Von den Brüdern war nur der eine bekannt: Reichsfeldmarschall und Hitler-Stellvertreter Hermann Göring. Dass sein Bruder Albert in der Nazizeit Hunderte vor dem Tod rettete, ist vergessen. Ein ARD-Fernsehfilm soll das nun ändern.

Stuttgart - Hunderten hat Albert Göring während des Nationalsozialismus gerettet. Der diplomierte Ingenieur, der unter anderem in der Filmbranche tätig war, verhalf Opfern des Regimes zur Ausreise - unter anderem, indem er Pässe besorgte. Andere NS-Verfolgte holte er aus den Konzentrationslagern. Dennoch landete Albert Göring nach der Befreiung Deutschlands im Gefängnis, weil die Amerikaner ihm nicht glaubten, dass er Menschen gerettet hatte. Er hatte schlicht den falschen Nachnamen: Albert Göring war der Bruder Hermann Görings, Gründer der Gestapo und einer der Hauptverantwortlichen für die Massenmorde der Nationalsozialisten.

 

Die Produzentin und Moderatorin Sandra Maischberger sagt, Albert Göring sei ein „vergessener Held“. Um dazu beizutragen, ihn dem Vergessen zu entreißen, hat sie mit ihrer Firma Vincent TV das Dokuspiel „Der gute Göring“ produziert. Die Würdigung des Mannes, der vor fünfzig Jahren in München starb, ohne jemals für seine Hilfeleistungen öffentliche Anerkennung erfahren zu haben, strahlt die ARD am Sonntagabend um 21.45 Uhr aus.

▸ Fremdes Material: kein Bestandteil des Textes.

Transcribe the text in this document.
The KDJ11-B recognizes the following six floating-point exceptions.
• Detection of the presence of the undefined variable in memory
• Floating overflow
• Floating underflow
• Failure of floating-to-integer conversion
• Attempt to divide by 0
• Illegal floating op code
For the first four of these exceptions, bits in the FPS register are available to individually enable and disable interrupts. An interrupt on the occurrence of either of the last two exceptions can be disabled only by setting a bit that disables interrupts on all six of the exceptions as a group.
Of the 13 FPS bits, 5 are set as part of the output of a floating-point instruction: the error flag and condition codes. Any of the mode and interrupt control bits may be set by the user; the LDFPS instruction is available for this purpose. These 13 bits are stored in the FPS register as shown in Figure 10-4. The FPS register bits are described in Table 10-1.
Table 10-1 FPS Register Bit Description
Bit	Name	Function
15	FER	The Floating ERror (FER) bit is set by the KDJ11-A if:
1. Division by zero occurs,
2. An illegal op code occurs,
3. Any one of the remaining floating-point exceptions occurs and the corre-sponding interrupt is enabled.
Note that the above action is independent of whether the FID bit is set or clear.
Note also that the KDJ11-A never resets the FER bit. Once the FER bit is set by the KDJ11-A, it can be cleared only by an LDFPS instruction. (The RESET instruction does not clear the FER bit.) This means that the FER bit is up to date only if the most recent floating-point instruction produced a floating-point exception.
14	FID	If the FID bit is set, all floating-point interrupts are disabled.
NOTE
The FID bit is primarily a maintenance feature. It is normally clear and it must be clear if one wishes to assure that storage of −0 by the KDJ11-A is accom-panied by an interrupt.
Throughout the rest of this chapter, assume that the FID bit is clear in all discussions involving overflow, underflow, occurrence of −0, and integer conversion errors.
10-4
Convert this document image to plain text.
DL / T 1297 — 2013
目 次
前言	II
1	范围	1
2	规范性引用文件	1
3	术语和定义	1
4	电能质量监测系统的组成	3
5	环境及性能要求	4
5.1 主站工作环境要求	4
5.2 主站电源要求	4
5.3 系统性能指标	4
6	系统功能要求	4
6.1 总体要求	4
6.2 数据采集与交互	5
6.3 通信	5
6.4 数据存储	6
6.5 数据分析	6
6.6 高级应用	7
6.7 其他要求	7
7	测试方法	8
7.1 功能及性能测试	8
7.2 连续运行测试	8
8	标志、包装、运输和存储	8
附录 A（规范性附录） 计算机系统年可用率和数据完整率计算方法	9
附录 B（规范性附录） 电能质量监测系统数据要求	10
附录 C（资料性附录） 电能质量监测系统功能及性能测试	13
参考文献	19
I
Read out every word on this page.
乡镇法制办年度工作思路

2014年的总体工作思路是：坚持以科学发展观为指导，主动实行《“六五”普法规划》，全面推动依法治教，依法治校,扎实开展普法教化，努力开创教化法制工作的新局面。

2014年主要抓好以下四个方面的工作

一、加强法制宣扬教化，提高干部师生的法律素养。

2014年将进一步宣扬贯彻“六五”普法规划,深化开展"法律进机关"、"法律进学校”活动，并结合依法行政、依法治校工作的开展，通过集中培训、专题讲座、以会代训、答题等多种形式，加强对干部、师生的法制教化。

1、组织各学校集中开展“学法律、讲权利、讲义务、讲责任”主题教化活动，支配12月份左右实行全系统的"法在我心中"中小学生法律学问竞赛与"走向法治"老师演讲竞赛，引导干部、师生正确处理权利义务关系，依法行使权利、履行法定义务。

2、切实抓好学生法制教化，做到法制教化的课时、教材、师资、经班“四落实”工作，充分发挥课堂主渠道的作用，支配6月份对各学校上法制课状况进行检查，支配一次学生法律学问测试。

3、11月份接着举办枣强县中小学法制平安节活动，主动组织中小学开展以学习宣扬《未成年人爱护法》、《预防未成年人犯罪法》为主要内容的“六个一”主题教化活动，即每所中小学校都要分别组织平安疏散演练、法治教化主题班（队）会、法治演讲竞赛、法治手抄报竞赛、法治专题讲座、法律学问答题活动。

Auf das Thema stieß Maischberger 2013 durch einen „Spiegel“-Artikel. In der Geschichte der beiden Brüder stecke „wunderbares Material für einen Film“, schrieb Gerhard Spörl damals. Der „Spiegel“-Autor hatte den richtigen Riecher – und das zahlte sich auch für ihn persönlich aus. Mit Jörg Brückner schrieb er das Drehbuch für „Der gute Göring“. „Die Geschichte lag in der Luft“, sagt Matthias Martens von Vincent TV. „Wir haben von befreundeten Produzenten mitbekommen, dass sie das Thema auch gern gemacht hätten.“

Albert nutze die Stellung des Bruders für die gute Sache

Kai Christiansen hat den Film als eine Art Doppelbiografie inszeniert. Barnaby Metschurat gibt den guten Bruder, Francis Fulton-Smith, der 2014 in dem Fernsehfilm „Die Spiegel-Affäre“ Franz-Josef Strauß verkörperte, den bösen. Maischberger findet, es ergebe „wenig Sinn, von Albert Göring und seinen Heldentaten zu erzählen, ohne auf seinen Bruder einzugehen. Wir fanden es ja gerade hochinteressant, dass es eben zwei Brüder sind, die einen weltpolitischen Konflikt im kleinsten Kreis austragen.“ Die Geschichten der beiden lassen sich auch deshalb kaum voneinander trennen, weil Albert Göring die Stellung des Bruders für die gute Sache nutzte. So verfasste er Protestbriefe gegen Verhaftungen auf dem offiziellen Briefpapier der Familie – und unterschrieb mit „Göring“. Die Beamten dachten dann, das Schriftstück stamme von Hermann Göring.

Die Entscheidung, ob man über die Brüder eine Dokumentation dreht oder auf eine Mischform aus fiktionalen Szenen und dokumentarischen Material setzt, habe sich schon aus der Materiallage ergeben, meint Maischberger. „Es gibt zahllose Filmminuten über Hermann Göring, es gibt nichts über Albert. Da liegt es dann nahe, dass man inszeniert, was man erzählen will.“ Die Journalistin sagt, sie sei „schon immer, als normaler Zuschauer sozusagen, ein großer Fan von Heinrich Breloer und Horst Königstein gewesen“, zwei Pionieren des Dokudramas.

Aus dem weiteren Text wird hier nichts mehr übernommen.